Quando o mundo mágico oferecido aos franqueados começa a ruir, muitos procuram ajuda, mas, ao invés de planos de negócios, apoio ou qualquer ajuda realmente útil, escutam discursos motivacionais. Uma franqueada conta que procurou a consultora que atendia a loja e escutou que “precisava se benzer”. “Ela insinuou que era só comigo”, lembra.

A franqueada conta que procurou cursos de formação antes de realizar o sonho de montar uma loja da Cacau Show. Peguei minhas economias, investi no sonho de ter uma loja. E, depois de três anos trabalhando feito louca, sem folga, sem férias, sem passar Natal nem Páscoa com a minha família, saí cheia de dívidas, muito abalada emocional e psicologicamente”, relata.

“Morta-viva”

“Perdi a vontade de viver, me sinto uma morta-viva”, conta uma franqueada que ainda tenta se desfazer da loja montada por ela. “Sonhei por muito tempo, envolvi toda a minha família, todo mundo ajudou. Quando as coisas começaram a dar errado, eu não aceitei, insisti, achei que me dedicando mais eu viraria o jogo”, conta.

“Eu sentia que o problema era eu, já que via tantos casos de sucesso. Fui ficando doente, e me endividando”, lembra. Ela conta ter uma dívida de R$ 750 mil e diz não saber como irá quitá-la. “Não sei como reagir, sinto medo e vergonha.”

Enchente

A comoção em todo o país por conta das enchentes que atingiram o Rio Grande do Sul em 2024 não fez a Cacau Show mudar qualquer regra ou cobrança. Após ver sua loja destruída, uma franqueada procurou ajuda e recebeu cobranças.

“A água foi até o teto. Montanhas de chocolates, móveis, eletrônicos, eletrodomésticos, louças. Tudo foi pela sarjeta”, conta. “Ao invés de qualquer apoio, recebi ligações de consultores questionando o motivo da loja estar fechada, sem vendas.”

Ela precisou pagar pelos produtos destruídos. “A pior parte foi a cobrança de toda a mercadoria perdida, com royalties, taxas. Não isentaram o pagamento de nada, nem um desconto”, conta. Ao tentar sair, ela pediu ajuda novamente, tentou negociar a dívida. Ouviu outro não.
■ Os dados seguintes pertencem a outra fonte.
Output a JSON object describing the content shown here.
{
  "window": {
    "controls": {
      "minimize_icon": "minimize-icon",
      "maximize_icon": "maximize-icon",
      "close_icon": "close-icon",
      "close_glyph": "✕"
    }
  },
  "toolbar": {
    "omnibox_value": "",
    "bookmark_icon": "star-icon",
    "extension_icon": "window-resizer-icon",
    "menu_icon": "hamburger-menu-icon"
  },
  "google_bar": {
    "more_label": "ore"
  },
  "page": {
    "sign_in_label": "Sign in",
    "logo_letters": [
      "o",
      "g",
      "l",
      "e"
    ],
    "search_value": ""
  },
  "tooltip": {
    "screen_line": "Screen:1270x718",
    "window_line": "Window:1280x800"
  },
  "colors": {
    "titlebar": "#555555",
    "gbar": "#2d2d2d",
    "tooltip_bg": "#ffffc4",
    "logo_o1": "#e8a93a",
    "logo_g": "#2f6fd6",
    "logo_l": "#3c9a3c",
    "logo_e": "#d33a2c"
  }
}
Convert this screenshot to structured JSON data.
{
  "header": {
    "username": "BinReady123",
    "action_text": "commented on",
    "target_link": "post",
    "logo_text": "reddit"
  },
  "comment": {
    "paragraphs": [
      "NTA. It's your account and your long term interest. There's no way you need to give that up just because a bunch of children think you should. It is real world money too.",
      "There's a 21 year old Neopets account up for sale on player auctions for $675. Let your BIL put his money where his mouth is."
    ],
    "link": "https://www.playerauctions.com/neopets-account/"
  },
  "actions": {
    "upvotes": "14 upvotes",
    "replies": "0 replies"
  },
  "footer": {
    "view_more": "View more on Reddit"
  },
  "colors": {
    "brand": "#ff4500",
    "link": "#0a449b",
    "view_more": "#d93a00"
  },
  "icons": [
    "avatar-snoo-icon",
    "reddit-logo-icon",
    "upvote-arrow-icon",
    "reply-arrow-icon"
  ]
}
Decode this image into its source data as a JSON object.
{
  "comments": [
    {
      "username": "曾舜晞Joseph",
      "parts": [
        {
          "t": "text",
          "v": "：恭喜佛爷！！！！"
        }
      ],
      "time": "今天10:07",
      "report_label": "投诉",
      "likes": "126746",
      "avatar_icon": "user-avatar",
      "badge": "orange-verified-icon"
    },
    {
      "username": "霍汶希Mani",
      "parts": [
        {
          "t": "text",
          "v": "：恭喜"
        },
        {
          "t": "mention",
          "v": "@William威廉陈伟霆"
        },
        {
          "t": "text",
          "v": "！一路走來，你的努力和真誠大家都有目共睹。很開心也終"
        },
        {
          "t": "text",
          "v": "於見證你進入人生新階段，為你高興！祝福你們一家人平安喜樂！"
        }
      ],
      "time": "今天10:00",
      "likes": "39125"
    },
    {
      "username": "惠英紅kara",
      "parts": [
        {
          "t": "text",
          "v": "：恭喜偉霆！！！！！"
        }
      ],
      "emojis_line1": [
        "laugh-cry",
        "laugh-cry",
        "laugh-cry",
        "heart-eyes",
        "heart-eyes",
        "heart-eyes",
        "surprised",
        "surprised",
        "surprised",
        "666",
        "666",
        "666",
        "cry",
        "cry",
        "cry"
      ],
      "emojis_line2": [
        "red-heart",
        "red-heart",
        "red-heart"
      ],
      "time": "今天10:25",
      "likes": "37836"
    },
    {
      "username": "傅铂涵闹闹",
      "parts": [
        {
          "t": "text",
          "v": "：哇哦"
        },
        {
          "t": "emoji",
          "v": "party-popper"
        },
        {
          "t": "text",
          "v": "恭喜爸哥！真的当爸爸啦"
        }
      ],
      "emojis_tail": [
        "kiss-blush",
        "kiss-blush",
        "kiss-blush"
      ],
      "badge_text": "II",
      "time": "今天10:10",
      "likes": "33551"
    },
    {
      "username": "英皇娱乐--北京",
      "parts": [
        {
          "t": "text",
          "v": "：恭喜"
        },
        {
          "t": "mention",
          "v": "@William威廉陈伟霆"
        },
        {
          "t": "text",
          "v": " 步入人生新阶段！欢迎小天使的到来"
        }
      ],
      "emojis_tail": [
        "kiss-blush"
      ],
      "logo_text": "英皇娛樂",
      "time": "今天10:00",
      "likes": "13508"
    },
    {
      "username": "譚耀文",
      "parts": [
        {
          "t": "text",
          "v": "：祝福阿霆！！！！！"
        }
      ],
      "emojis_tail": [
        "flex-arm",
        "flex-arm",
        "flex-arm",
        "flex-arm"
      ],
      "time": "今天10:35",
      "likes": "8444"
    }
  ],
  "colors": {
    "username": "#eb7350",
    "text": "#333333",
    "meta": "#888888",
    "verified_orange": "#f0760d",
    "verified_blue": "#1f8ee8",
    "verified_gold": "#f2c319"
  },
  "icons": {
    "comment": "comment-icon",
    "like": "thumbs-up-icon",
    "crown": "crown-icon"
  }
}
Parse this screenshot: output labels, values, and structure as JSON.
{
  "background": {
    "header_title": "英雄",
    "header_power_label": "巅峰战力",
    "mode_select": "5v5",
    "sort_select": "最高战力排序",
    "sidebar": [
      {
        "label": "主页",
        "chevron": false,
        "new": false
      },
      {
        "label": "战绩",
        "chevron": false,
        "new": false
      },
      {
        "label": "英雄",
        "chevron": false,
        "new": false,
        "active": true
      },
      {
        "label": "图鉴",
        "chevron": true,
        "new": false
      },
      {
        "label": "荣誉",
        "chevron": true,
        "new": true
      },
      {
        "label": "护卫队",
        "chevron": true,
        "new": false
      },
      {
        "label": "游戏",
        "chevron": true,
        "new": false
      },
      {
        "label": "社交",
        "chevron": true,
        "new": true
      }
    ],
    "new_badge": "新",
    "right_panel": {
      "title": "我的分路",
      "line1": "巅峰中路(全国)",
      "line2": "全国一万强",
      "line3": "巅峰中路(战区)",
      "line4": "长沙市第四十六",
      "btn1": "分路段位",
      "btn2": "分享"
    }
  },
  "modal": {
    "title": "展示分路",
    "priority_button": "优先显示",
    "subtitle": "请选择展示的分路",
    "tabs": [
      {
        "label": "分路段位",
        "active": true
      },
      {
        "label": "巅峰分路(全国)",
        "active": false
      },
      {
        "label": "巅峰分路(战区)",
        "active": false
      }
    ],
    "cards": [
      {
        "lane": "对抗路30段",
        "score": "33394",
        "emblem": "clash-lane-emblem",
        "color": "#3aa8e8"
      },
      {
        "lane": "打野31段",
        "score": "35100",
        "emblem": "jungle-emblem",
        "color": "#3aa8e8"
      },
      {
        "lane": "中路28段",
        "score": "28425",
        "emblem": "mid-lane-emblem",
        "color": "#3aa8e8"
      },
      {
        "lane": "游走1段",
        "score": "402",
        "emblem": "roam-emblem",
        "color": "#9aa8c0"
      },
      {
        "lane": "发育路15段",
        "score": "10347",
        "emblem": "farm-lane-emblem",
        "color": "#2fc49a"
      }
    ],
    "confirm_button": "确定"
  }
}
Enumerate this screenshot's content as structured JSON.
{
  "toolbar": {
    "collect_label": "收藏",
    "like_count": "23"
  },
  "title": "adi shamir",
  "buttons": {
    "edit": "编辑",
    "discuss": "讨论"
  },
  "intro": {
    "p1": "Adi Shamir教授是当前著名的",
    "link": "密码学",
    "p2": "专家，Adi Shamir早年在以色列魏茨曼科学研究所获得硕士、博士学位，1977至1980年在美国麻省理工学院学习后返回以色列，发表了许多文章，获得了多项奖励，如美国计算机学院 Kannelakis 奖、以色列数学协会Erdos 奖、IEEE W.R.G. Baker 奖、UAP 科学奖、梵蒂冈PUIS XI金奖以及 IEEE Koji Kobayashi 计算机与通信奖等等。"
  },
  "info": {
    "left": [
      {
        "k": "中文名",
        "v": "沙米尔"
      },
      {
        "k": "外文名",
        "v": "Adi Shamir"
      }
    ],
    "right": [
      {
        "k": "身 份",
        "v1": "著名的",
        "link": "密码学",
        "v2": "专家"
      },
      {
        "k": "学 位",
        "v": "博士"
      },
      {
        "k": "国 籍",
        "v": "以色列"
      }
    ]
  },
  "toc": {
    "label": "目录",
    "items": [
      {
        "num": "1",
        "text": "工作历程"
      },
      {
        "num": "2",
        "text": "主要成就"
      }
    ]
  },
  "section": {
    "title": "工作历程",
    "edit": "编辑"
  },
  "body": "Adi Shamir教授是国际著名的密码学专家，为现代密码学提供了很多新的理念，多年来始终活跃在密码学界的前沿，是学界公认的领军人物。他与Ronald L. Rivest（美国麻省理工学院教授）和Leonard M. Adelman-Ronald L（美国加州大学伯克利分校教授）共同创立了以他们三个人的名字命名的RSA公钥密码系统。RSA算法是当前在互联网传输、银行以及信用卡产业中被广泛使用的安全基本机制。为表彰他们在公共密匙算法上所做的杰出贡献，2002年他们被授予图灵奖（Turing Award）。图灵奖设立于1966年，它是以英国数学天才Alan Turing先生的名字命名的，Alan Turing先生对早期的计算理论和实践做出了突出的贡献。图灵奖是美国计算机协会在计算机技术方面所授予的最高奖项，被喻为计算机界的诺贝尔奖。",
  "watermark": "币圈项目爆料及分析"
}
“Essa franquia é desumana, fora as perdas financeiras, tem a perda da saúde mental e física.” “Pra mim é praticamente uma pirâmide, uma organização criminosa, contam sempre com o fluxo de novos franqueados ingressando na rede. O produto e o cuidado com ele são o que menos importa. O negócio é cobrar, taxas e mais taxas, multas… e assim eles vão extorquindo os desavisados. E por precisarem deste fluxo de gente nova entrando, pregam a cultura do medo, do silêncio, da mordaça, ninguém pode falar mal, ir contra eles, para não contaminar os novos”, afirmou.

Seita

A coluna mostrou que franqueados da Cacau Show relatam o clima de “seita” dentro da maior rede de franquias do Brasil, com punições para quem questiona as normas e práticas da empresa. Quem comanda boa parte dos momentos devocionais é Alexandre Tadeu da Costa, conhecido como Alê Costa, fundador e CEO da Cacau Show – que hoje conta com mais de 4 mil unidades espalhadas em todo o país.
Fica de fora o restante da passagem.